Oh, dairy. It’s one of the most common food groups your body loves to hate.
If you’re sensitive to lactose, ditching dairy might keep asthma-triggering bloat away. And if dairy makes you feel congested or phlegmy, it’s probably not helping your airways.
Limited research on asthma and dairy has still found no evidence that cheese or milk causes asthma attacks. Your best bet is to pass on dairy for a few weeks, then reintroduce it to see if you notice a difference in your breathing.
According to the ALA, some folks with asthma are sensitive to salicylates, a natural chemical compound found in the following foods:
If your body doesn’t love salicylates, you might also notice congestion or a runny nose after eating or drinking.
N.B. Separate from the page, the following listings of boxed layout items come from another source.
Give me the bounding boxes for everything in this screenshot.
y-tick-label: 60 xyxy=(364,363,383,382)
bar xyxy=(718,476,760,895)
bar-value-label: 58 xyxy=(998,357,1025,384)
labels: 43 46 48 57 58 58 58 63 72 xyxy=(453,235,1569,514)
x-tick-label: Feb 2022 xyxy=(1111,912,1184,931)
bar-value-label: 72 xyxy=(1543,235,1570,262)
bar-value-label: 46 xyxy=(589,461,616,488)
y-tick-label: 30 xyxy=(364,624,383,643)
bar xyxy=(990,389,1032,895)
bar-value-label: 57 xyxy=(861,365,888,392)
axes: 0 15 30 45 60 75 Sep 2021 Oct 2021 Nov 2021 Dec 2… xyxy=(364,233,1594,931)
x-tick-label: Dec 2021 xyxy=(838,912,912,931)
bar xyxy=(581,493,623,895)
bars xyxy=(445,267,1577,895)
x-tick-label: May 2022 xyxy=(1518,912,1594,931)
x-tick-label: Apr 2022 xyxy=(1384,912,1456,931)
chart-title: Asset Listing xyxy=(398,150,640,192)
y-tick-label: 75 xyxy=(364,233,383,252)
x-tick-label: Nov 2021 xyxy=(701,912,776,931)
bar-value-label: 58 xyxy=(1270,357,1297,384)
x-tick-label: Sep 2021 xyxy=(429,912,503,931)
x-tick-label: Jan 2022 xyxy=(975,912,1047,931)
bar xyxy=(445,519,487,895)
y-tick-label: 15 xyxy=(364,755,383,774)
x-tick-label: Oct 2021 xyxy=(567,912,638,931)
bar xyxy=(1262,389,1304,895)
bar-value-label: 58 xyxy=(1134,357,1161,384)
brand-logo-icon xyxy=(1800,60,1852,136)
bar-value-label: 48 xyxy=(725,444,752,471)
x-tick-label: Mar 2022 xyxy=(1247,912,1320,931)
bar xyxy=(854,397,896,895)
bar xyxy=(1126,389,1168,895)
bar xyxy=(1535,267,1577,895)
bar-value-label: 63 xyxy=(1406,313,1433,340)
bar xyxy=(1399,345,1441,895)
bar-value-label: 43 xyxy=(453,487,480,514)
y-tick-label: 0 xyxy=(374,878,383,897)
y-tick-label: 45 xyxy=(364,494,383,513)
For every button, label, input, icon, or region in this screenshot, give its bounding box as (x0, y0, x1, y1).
Let’s get to the good stuff, shall we?
The ALA says foods full of vitamin D and vitamin E can lower your risk of coughing, wheezing, and respiratory infection. A 2018 study also found that vitamin A boosts lung function.
Here are some specific vitamin-rich foods to keep your lungs in tip-top shape.
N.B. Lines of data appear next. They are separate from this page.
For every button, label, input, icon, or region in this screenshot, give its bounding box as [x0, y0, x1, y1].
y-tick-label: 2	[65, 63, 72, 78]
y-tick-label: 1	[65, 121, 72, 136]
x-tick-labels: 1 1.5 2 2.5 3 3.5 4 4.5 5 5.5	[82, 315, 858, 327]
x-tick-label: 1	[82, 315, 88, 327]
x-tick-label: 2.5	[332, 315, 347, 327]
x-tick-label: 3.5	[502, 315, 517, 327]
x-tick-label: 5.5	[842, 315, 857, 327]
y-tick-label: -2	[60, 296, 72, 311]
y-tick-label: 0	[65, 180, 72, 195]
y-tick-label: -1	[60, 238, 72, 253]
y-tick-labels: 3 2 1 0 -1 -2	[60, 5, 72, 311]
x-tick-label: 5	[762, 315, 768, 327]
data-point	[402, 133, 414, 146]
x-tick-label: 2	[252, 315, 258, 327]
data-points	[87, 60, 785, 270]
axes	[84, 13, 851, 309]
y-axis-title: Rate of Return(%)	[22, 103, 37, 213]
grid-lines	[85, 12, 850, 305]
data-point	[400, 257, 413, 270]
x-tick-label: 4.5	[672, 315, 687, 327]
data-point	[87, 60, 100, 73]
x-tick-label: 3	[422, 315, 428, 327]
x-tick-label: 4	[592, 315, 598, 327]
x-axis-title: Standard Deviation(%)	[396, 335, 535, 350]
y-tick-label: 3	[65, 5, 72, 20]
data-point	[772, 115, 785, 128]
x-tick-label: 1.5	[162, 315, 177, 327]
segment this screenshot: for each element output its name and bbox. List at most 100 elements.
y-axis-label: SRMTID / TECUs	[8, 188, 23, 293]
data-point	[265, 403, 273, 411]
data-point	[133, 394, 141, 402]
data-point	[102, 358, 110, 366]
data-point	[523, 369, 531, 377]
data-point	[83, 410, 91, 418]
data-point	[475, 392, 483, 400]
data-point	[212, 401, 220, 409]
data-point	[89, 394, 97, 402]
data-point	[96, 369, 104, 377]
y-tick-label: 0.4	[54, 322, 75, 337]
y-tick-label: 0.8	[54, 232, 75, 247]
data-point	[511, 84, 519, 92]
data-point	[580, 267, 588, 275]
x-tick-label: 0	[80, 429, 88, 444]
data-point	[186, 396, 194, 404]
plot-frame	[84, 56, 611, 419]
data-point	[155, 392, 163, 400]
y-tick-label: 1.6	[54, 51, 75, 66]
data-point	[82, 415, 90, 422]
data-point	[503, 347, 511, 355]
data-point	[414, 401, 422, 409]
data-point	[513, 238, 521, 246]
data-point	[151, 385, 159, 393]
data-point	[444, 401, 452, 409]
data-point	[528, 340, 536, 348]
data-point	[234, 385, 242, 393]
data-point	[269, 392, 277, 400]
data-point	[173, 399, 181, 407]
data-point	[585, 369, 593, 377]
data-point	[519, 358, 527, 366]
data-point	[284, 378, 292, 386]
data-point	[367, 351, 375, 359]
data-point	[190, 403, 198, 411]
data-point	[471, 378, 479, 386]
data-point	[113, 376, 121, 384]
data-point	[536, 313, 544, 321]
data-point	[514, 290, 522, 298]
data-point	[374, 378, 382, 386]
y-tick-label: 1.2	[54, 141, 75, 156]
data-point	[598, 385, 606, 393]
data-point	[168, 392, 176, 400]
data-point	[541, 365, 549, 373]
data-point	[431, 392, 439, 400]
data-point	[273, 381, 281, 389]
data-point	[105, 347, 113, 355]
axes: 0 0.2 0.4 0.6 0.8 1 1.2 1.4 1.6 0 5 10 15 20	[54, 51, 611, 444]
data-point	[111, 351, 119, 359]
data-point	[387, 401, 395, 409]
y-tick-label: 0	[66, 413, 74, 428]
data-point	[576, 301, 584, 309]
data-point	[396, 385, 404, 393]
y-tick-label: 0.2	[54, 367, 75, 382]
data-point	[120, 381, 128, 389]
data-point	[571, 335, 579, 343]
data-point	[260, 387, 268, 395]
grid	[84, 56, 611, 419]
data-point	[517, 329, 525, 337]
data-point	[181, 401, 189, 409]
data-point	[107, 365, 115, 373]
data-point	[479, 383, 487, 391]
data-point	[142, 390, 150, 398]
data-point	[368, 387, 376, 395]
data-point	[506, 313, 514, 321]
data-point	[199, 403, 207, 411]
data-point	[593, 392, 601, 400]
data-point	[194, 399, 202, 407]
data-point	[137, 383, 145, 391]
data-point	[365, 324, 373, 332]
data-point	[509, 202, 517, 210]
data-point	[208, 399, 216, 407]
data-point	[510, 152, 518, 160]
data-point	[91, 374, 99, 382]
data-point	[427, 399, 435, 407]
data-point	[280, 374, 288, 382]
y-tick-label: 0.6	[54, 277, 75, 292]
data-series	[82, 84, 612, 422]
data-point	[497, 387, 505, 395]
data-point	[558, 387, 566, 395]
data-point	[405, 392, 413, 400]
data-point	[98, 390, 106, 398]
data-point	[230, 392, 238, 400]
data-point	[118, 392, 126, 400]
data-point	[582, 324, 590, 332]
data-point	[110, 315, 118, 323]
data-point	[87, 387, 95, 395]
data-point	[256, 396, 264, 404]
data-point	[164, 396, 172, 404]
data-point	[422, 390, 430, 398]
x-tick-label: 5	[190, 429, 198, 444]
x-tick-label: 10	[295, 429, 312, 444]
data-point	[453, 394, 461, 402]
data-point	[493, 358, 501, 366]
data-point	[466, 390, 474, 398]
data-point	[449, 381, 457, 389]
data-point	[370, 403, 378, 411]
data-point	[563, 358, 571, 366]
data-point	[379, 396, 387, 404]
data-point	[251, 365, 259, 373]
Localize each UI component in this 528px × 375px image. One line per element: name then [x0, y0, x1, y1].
An egg-cellent source of vitamin D, egg yolks help your body keep inflammation in check.
Just know that some eggs contain more vitamin D than others. If it’s in your budget, opt for free-range, organic eggs. Some farmers also feed their hens vitamin D-enriched nibbles.
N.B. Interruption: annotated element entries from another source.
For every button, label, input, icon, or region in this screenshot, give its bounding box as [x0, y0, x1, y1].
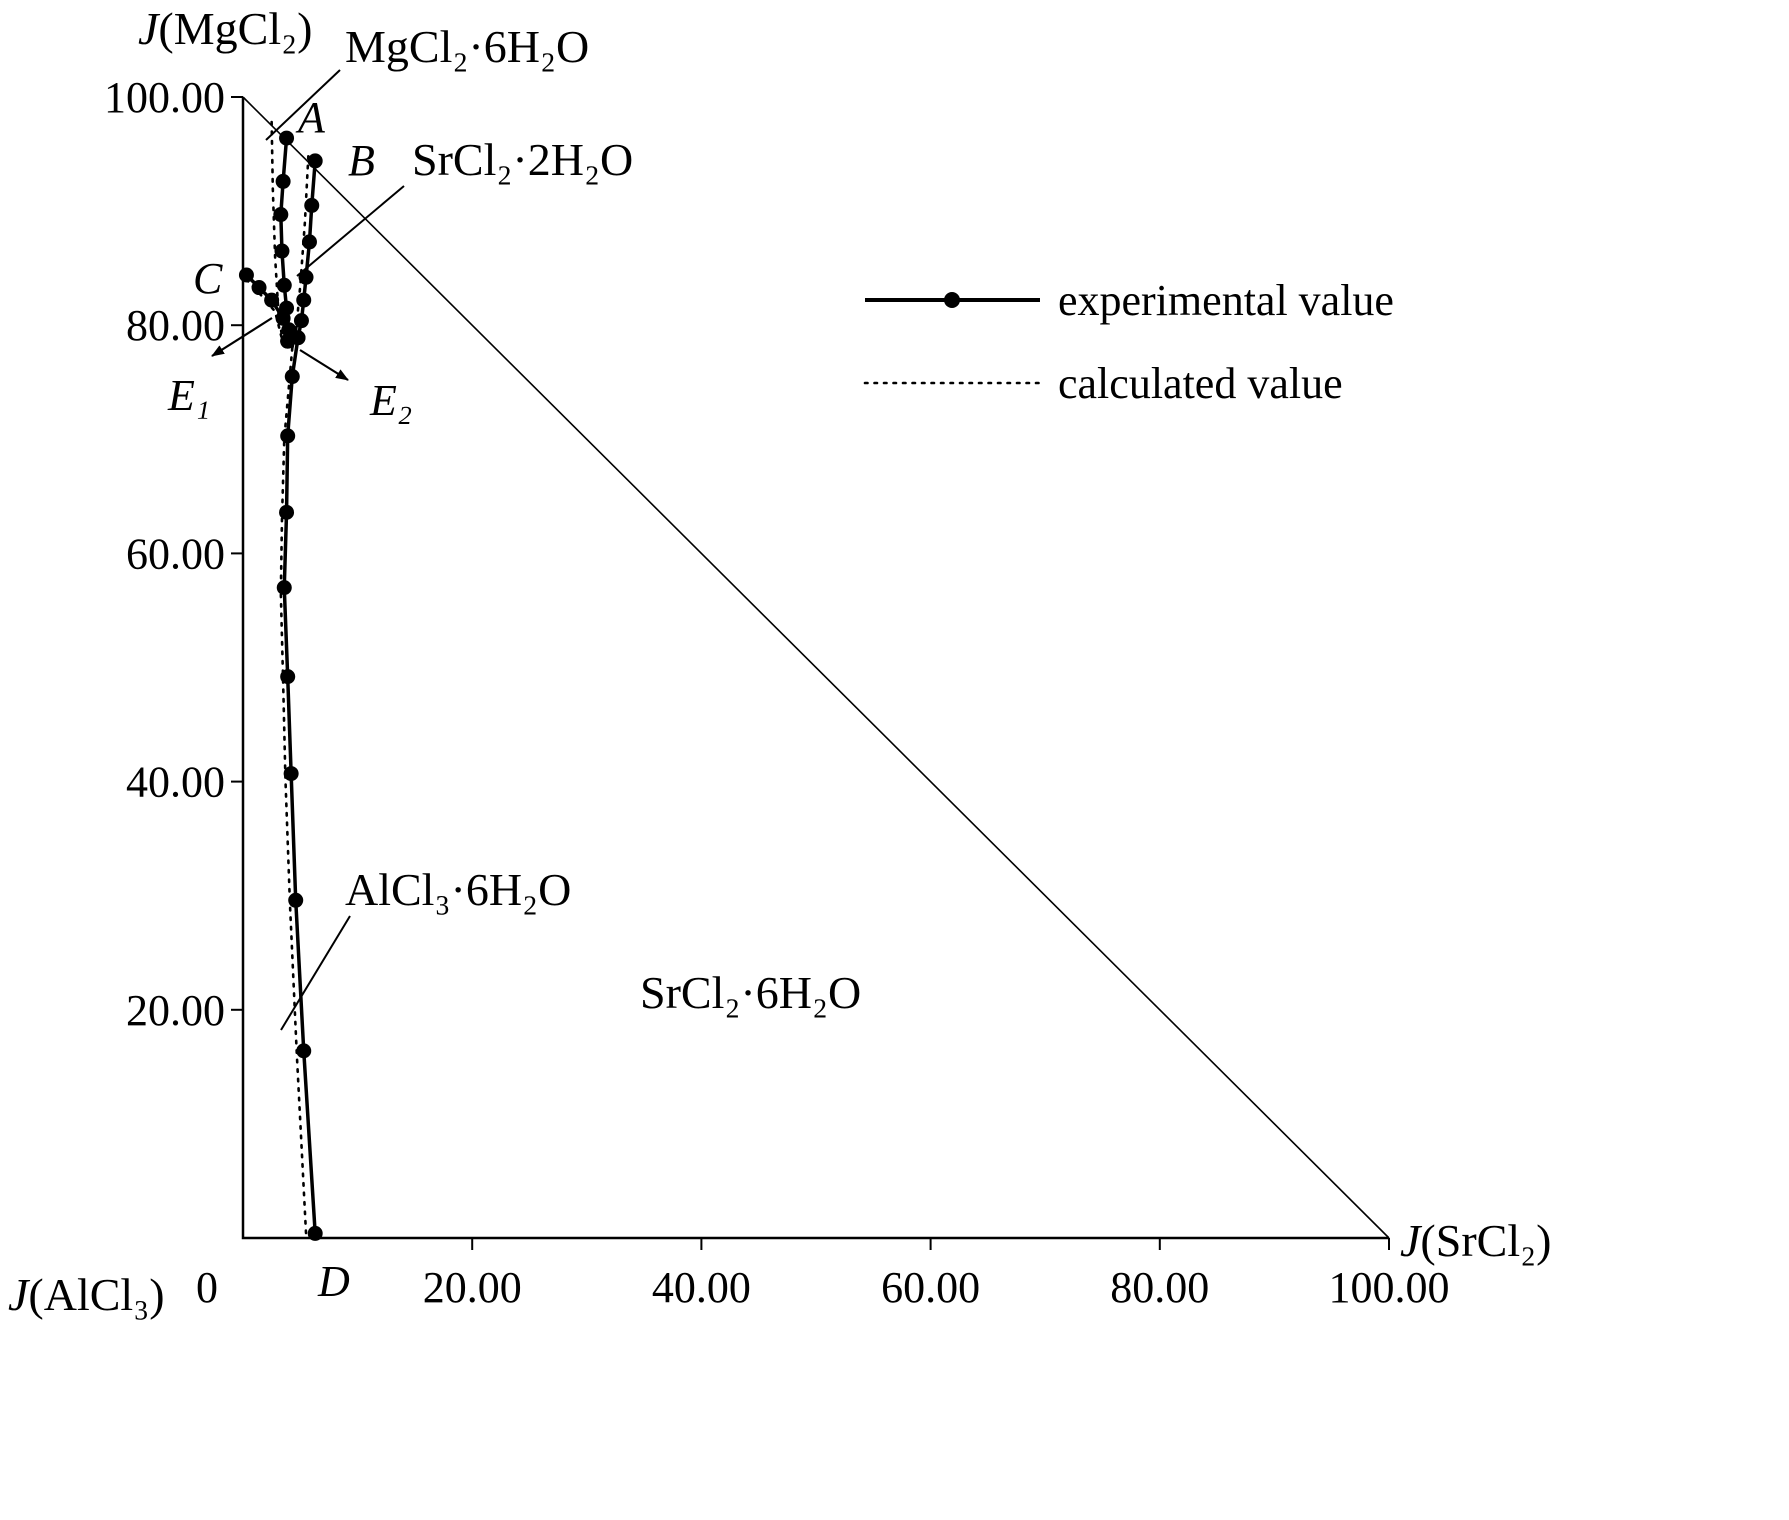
x-tick-label: 40.00: [652, 1263, 751, 1312]
data-point-dot: [273, 207, 289, 223]
series-calculated: [270, 120, 285, 345]
data-point-dot: [290, 330, 306, 346]
data-point-dot: [283, 766, 299, 782]
data-point-dot: [288, 892, 304, 908]
data-point-dot: [276, 277, 292, 293]
data-point-dot: [304, 197, 320, 213]
data-point-dot: [298, 269, 314, 285]
region-label: MgCl₂·6H₂O: [345, 21, 589, 72]
axis-lines: [241, 97, 1389, 1240]
pointer-arrow: [211, 317, 273, 357]
hypotenuse-line: [242, 96, 1390, 1239]
data-point-dot: [274, 243, 290, 259]
series-calculated: [290, 155, 310, 350]
point-label: B: [348, 136, 375, 185]
data-point-dot: [280, 428, 296, 444]
y-axis-title: J(MgCl₂): [138, 3, 312, 54]
legend-experimental-marker-dot: [944, 292, 960, 308]
y-tick-label: 40.00: [126, 758, 225, 807]
x-tick-label: 80.00: [1110, 1263, 1209, 1312]
x-tick-label: 100.00: [1329, 1263, 1450, 1312]
data-point-dot: [264, 292, 280, 308]
x-axis-title: J(SrCl₂): [1400, 1215, 1551, 1266]
series-calculated: [245, 278, 285, 345]
x-tick-label-origin: 0: [196, 1263, 218, 1312]
data-series: [238, 120, 323, 1241]
point-label: A: [295, 93, 326, 142]
y-tick-label: 80.00: [126, 301, 225, 350]
axes: 100.00 80.00 60.00 40.00 20.00 0 20.00 40.00 60.…: [104, 73, 1450, 1312]
x-tick-label: 20.00: [423, 1263, 522, 1312]
series-calculated: [279, 346, 308, 1235]
point-label: E₁: [167, 371, 210, 420]
data-point-dot: [238, 267, 254, 283]
y-tick-label: 20.00: [126, 986, 225, 1035]
region-label: AlCl₃·6H₂O: [345, 864, 571, 915]
y-tick-label: 100.00: [104, 73, 225, 122]
legend: experimental value calculated value: [863, 276, 1394, 408]
point-label: D: [317, 1257, 350, 1306]
data-point-dot: [284, 369, 300, 385]
leader-line: [265, 69, 341, 141]
data-point-dot: [296, 292, 312, 308]
pointer-arrow: [299, 349, 349, 381]
data-point-dot: [275, 173, 291, 189]
legend-label-calculated: calculated value: [1058, 359, 1343, 408]
y-tick-label: 60.00: [126, 529, 225, 578]
annotations: MgCl₂·6H₂O SrCl₂·2H₂O AlCl₃·6H₂O SrCl₂·6H₂O…: [167, 21, 861, 1306]
data-point-dot: [296, 1043, 312, 1059]
point-label: E₂: [369, 376, 412, 425]
legend-label-experimental: experimental value: [1058, 276, 1394, 325]
series-experimental: [282, 337, 317, 1234]
point-label: C: [193, 254, 223, 303]
data-point-dot: [301, 234, 317, 250]
leader-line: [280, 915, 351, 1031]
data-point-dot: [307, 1225, 323, 1241]
region-label: SrCl₂·6H₂O: [640, 967, 861, 1018]
data-point-dot: [276, 580, 292, 596]
origin-axis-title: J(AlCl₃): [8, 1269, 165, 1320]
x-tick-label: 60.00: [881, 1263, 980, 1312]
data-point-dot: [251, 280, 267, 296]
data-point-dot: [307, 153, 323, 169]
leader-line: [296, 185, 405, 277]
region-label: SrCl₂·2H₂O: [412, 134, 633, 185]
data-point-dot: [279, 130, 295, 146]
First, seafood offers the most vitamin D per portion. Second, salmon offers plenty of antioxidants and healthy fats. And finally? Salmon contains magnesium, which has been shown to improve lung function in kids.
Basically, it’s a stellar protein source for folks with asthma.
A 2004 review linked apples to a lower risk of asthma. In the fast-paced world of science, that’s pretty retro research — but it’s not like fruit has changed much.
One theory is that selenium, an anti-inflammatory mineral in apples, could help soothe swollen airways.
Because cantaloupe is full of vitamin A, eating it regularly might be your ticket to easy breathing.
This sweet melon also offers oodles of vitamin C — a powerful antioxidant that support your immune system and healthy lung function.
Fun fact: Your body magically converts the beta-carotene in carrots into vitamin A. That makes carrots a hearty source of asthma-quelling nutrients.
Since people living with asthma tend to feel better on plant-heavy diets, you can’t go wrong by adding these orange sticks to your plate.
Sweet red pepper
Red pepper’s vitamin C content won’t cure your asthma. But it will help keep your heart and immune system functioning properly. Those are major factors in how well your body fights inflammation and stays well-oxygenated.
Meet the *most* vitamin C-rich fruit. According to the National Institutes of Health, a single guava offers 140 percent of your daily value of vitamin C. This large dose of vitamin C may translate to immune system support and healthy lung function. #winning
Aside from using your prescribed asthma meds, here are some tips to prevent or reduce asthma attacks:
- Know your triggers. Track your activities and symptoms until you have a clear picture of your asthma triggers. Then do your best to avoid them!
- Avoid smoke. Steer clear of areas full of secondhand smoke, and if you’re a smoker, try to quit. Air pollutants like smoke are major asthma triggers.
- Wash your hands. A 2019 research review found that viral infections can make your asthma worse. Wash your hands often — and for 20 seconds! — to get rid of germs.
- Move your body. Regular exercise helps with heart health and weight maintenance. These are both important for asthma management.
- Learn breathing techniques. Mindful breathing helps you efficiently push air in and out of your lungs. *Ahhhh…*
While you should never swap out your inhaler for a snack, food can impact asthma symptoms.
Certain nibbles like processed meats, wine, and sugar might increase inflammation. That’s bad news for constricted airways.
On the other hand, the nutrients in fresh fruits and veggies + eggs and seafood can relieve irritated airways and help prevent respiratory infections.